Native Seed Library Program available for students to utilize
A librarian at Scottsdale Community College has re-framed gardening for students of the Maricopa County Community College District and their surrounding neighborhoods.
The Native Seed Library Program exists to encourage the public to plant native seeds in their individual landscaping to better support the Sonoran Desert ecosystem.
Danielle Carlock, library faculty at SCC, is the architect behind it.
“It started with me collecting [native seed] because it’s not like you can go buy it anywhere,” Carlock continued, “I wanted to make it free, so I’m out there collecting it.”
Carlock’s hope is that the project will create a local movement to cultivate plant life that is more representative of native plant-life in the Sonoran Desert.
It originated as Carlock’s sabbatical project, but she wanted to find a way to continue after her sabbatical ended.
That’s when Niccole Villa Cerveny, professor of geography and sustainability at Mesa Community College, stepped in.
Carveny and Carlock used the remainder of the Arizona Give Back Lottery that had been going to soil research and applied it to the Horizon Grant to continue the program.
The program also added interns and staff for the sustainability of the project, so that Carlock was no longer the only one collecting, preparing, packaging, and distributing the seeds.
The program is currently set up so that, in addition to Carlock and Cerveny, a group of professors and their interns cultivate and package seeds which they or their community partners have sourced from pre-approved areas in the Sonoran Desert.
The seeds are accessible to the public at four libraries within Maricopa County Community College District: Phoenix College, Scottsdale Community College, MCC Red Mountain Campus, and Gateway Community College.
The program encourages both long-time and would-be gardeners to approach Southwest gardening differently.
“We end up purchasing easy plants from [places like] Home Depot and those plants are not native to this area, so they don’t necessarily support our species of bugs and birds,” Cerveny continued, “so it tends to challenge our ecosystem which is really well honed around the extreme conditions we live in in the southwestern desert.”
Landscaped yards, sporting lawns and non-native plant life do not attract birds and pollinators.
“They become dead zones because they’re not really supporting anything,” Carlock said.
Many landscaped yards also require large amounts of water to sustain.
Modern landscaping in private homes, and at the Maricopa County Community Colleges, have moved away from large water usage gardens and have instead turned to xeriscape gardening, a strategy that conserves water.
Xeriscape gardening involves using plants, like cacti, that are adapted to the arid environment requiring minimal water and upkeep.
While planting cacti from other arid desert regions conserves water, it does not benefit our ecosystem, according to Carlock.
“Even though you’ve got a win with less water,” Carlock continued, “you don’t have a win in terms of supporting wildlife that way.”
Even with desert adapted xeriscape gardening in mind, a lesson emerges.
If it’s not native, the ecosystem cannot properly support it because intentional relationships between animals, insects, and plant-life have not evolved.

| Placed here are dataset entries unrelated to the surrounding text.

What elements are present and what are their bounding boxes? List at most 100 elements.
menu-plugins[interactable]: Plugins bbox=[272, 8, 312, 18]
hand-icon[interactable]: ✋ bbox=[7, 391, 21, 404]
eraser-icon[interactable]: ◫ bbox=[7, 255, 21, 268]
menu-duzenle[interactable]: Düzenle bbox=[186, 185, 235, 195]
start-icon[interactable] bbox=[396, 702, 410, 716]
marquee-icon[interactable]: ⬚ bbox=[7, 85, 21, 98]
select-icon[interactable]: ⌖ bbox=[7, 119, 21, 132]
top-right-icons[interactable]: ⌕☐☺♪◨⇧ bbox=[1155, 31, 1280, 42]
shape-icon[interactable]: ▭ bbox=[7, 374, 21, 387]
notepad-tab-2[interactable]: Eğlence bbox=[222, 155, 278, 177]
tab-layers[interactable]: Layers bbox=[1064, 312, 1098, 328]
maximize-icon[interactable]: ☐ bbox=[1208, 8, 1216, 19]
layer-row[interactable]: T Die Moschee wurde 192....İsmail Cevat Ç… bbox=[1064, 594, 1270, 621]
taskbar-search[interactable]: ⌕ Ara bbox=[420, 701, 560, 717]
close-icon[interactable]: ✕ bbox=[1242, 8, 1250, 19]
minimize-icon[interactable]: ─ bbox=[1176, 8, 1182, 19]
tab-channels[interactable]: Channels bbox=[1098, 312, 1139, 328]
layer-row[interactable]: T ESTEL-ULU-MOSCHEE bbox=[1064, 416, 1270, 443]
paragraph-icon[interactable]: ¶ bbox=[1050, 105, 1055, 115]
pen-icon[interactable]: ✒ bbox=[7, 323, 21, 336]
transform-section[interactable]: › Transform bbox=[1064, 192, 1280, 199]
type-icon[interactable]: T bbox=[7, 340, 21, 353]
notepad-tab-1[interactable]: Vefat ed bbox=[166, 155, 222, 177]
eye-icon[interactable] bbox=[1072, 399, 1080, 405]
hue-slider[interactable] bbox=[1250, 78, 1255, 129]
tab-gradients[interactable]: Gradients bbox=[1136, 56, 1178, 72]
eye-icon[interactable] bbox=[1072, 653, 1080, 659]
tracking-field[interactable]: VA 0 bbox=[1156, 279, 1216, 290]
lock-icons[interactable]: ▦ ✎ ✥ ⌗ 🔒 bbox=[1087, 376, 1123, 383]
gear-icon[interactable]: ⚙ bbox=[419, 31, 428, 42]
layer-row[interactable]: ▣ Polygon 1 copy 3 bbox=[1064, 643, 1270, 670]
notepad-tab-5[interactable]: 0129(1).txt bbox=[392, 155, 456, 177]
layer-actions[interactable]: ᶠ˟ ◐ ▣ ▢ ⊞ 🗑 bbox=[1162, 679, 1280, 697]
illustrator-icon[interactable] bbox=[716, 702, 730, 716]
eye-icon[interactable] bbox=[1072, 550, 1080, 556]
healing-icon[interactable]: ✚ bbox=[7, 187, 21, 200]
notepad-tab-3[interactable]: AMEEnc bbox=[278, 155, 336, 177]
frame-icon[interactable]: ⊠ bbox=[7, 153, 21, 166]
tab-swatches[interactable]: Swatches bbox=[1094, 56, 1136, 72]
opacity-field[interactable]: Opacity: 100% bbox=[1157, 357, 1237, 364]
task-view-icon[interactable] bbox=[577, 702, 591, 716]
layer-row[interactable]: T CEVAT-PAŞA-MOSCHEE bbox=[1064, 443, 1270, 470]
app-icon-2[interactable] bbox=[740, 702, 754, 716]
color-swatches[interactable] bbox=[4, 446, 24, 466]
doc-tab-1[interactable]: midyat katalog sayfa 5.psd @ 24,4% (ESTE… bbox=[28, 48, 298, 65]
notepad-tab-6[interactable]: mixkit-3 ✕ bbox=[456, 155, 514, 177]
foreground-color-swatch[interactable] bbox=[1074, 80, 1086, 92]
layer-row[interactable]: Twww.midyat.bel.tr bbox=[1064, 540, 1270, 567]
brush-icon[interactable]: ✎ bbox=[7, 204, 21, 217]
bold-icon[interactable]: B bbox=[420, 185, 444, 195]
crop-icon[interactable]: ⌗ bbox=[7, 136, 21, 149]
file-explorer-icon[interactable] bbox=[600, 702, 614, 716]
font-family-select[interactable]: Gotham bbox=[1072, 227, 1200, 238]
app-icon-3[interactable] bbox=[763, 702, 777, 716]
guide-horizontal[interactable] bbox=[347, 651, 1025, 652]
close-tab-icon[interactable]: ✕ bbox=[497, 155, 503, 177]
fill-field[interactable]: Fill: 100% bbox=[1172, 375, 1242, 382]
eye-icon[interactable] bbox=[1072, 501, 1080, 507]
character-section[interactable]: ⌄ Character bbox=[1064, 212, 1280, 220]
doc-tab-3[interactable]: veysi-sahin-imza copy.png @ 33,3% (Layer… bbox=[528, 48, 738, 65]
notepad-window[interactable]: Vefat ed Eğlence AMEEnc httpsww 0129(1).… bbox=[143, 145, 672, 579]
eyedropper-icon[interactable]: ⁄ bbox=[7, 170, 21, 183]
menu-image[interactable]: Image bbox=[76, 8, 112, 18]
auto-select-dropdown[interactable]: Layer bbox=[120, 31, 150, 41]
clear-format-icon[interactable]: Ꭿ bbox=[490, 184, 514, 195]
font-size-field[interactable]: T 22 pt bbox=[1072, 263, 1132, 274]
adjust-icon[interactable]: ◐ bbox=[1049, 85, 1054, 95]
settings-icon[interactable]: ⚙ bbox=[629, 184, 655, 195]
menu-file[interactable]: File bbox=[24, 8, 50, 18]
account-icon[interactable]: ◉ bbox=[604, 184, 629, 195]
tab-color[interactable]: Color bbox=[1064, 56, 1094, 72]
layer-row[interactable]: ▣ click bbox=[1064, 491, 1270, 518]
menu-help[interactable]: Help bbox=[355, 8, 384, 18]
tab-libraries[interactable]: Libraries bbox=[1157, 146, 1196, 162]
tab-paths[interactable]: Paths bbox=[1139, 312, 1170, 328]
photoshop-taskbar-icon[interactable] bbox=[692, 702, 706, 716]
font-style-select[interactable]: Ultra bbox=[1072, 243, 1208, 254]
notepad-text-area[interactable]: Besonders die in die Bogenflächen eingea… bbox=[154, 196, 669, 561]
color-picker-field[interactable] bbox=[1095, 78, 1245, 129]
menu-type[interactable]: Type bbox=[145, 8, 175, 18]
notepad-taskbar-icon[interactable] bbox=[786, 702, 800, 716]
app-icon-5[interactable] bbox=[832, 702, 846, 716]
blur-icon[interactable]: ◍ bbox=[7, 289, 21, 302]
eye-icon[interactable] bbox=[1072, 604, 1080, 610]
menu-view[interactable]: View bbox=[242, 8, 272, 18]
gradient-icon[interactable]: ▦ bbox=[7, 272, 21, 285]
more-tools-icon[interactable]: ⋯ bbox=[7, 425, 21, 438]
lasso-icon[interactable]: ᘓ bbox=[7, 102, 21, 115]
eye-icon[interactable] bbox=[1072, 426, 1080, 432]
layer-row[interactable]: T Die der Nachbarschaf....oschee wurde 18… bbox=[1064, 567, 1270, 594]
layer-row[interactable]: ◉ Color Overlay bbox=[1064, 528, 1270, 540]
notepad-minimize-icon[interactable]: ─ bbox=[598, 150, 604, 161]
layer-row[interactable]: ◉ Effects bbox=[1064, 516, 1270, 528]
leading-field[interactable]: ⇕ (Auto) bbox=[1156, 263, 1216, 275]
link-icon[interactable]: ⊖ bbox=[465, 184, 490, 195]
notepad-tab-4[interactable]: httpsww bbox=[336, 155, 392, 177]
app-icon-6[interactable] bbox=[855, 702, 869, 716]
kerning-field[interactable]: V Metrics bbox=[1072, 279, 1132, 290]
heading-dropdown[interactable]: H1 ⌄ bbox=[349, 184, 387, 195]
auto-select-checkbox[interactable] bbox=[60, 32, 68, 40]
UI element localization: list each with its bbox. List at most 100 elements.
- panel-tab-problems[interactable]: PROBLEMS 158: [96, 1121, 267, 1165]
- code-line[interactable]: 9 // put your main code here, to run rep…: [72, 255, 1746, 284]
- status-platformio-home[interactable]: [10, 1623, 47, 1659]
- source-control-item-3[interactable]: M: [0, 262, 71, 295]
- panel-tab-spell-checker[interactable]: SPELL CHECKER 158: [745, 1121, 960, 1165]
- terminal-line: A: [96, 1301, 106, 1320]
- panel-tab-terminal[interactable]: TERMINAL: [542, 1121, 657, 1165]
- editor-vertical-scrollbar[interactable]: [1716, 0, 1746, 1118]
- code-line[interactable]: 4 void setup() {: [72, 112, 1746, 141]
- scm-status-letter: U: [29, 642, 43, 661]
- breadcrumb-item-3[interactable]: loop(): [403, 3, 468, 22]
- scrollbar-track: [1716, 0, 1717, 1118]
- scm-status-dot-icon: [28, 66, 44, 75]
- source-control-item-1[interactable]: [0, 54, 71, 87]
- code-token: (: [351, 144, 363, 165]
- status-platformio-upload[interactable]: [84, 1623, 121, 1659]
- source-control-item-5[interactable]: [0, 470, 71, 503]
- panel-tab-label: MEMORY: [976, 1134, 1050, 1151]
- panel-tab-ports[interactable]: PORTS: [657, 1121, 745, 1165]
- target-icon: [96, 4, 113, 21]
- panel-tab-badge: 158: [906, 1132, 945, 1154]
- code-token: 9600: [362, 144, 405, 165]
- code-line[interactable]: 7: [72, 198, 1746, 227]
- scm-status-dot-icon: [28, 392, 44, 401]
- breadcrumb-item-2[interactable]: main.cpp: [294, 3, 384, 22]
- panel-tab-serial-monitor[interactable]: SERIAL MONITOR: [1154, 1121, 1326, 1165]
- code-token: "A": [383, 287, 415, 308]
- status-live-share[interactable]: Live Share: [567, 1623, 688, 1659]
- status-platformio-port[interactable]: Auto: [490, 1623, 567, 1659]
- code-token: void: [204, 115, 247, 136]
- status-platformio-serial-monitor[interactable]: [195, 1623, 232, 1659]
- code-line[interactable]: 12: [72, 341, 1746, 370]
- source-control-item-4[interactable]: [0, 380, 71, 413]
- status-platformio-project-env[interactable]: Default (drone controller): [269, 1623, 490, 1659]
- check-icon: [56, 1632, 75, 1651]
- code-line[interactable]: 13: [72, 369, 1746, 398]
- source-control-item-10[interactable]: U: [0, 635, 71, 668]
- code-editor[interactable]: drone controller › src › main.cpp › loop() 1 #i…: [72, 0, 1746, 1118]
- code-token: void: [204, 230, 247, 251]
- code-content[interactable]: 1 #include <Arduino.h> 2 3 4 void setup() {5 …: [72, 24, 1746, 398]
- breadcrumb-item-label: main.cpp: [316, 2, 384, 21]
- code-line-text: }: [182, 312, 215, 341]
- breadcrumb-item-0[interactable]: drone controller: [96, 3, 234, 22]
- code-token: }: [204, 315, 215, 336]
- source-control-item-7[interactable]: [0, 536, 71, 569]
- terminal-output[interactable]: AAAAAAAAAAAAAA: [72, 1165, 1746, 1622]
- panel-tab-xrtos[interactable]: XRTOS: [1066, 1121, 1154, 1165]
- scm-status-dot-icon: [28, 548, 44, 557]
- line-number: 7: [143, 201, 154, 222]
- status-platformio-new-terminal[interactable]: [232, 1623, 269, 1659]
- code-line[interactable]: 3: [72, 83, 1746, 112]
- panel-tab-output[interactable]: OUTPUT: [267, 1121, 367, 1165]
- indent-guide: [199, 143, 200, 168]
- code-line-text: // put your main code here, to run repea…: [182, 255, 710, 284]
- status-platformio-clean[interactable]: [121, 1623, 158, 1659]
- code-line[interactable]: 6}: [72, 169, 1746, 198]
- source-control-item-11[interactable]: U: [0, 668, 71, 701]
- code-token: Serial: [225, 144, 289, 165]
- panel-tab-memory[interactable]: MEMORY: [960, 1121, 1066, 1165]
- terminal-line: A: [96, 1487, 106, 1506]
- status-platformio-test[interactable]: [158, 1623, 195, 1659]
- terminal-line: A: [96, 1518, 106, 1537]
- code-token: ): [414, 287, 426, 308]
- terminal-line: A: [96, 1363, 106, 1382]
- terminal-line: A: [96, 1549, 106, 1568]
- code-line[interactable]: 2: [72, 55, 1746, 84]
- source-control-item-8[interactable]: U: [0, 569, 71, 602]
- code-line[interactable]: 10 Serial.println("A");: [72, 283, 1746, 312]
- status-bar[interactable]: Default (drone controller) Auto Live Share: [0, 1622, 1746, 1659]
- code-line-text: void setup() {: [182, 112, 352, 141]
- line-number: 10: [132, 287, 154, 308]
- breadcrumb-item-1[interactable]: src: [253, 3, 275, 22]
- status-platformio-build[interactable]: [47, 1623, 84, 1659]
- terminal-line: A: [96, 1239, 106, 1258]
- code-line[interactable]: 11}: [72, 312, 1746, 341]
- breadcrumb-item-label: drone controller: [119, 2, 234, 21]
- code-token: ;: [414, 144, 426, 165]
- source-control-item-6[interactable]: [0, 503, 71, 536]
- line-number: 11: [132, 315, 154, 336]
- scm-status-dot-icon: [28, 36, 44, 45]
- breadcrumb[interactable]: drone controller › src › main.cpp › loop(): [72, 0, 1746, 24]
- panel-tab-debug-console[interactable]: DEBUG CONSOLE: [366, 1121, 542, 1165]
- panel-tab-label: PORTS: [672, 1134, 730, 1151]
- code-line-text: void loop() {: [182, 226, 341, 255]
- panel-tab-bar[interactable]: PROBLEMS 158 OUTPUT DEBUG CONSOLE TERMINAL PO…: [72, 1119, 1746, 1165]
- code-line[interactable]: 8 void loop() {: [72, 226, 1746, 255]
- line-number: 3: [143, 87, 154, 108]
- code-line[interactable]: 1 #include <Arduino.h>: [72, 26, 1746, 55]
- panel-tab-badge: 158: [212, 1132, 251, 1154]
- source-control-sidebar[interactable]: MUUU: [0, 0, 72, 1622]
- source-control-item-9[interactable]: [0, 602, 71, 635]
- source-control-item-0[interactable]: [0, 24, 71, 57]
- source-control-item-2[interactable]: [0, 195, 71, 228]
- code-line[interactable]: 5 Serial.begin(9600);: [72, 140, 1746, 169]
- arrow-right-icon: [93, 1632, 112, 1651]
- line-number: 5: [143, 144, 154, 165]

The connection between plants, pollinators, and their environment is important to the sustainability of any ecosystem. That is why Carlock asserts it is best to think intentionally about what is included in a garden and why.
Staci Ryder, Phoenix College Native Seed Library intern, explained that even something as simple as choosing a native pollinator potted plant for your porch can help create a healthier ecosystem.
“We can plant with more purpose. We can really start making noticeable differences with honestly minimal effort and resources.” Ryder said.
Planting these native seeds is an easy way to give back to the ecosystem and to potentially repair some of the damage done to the environment.
“I love this project because when we think about things we can do to be kind to the earth, things we can do to show respect to the earth, and maybe counter some of the not-so-kind things we’ve already done,” Staci Ryder continued, “It feels like a really daunting task, it feels like something the average person cannot do.”
But sourcing the seeds is not something the average person can do, however, because there are specific guidelines for ethical collecting and legalities that prohibit it without a proper permit.
Carlock obtained the permit to collect seed in the Tonto National Forest for the Native Seed Library.
The program also partners with the Tonto National Forest to collect and cultivate seed in the natural environment so that the area can be re-seeded in case of fire wiping out large swaths of plant-life.
The seeds collected come from a diversity of native plants that are hosts to pollinators whose fruit is beyond the stage of ripeness. This ensures that the plants will continue thriving because they have already been pollinated.
“It’s such an important program that it really does need to continue on, but it does need funding and the district is really excited about it but having it distributed to all these campuses, it needs one big push from somewhere and that would be something that the district could really help us out with,” Cerveny emphasized.
This story was edited on 10/24/22 and 10/25/2022 to correct errors made at the time of publication.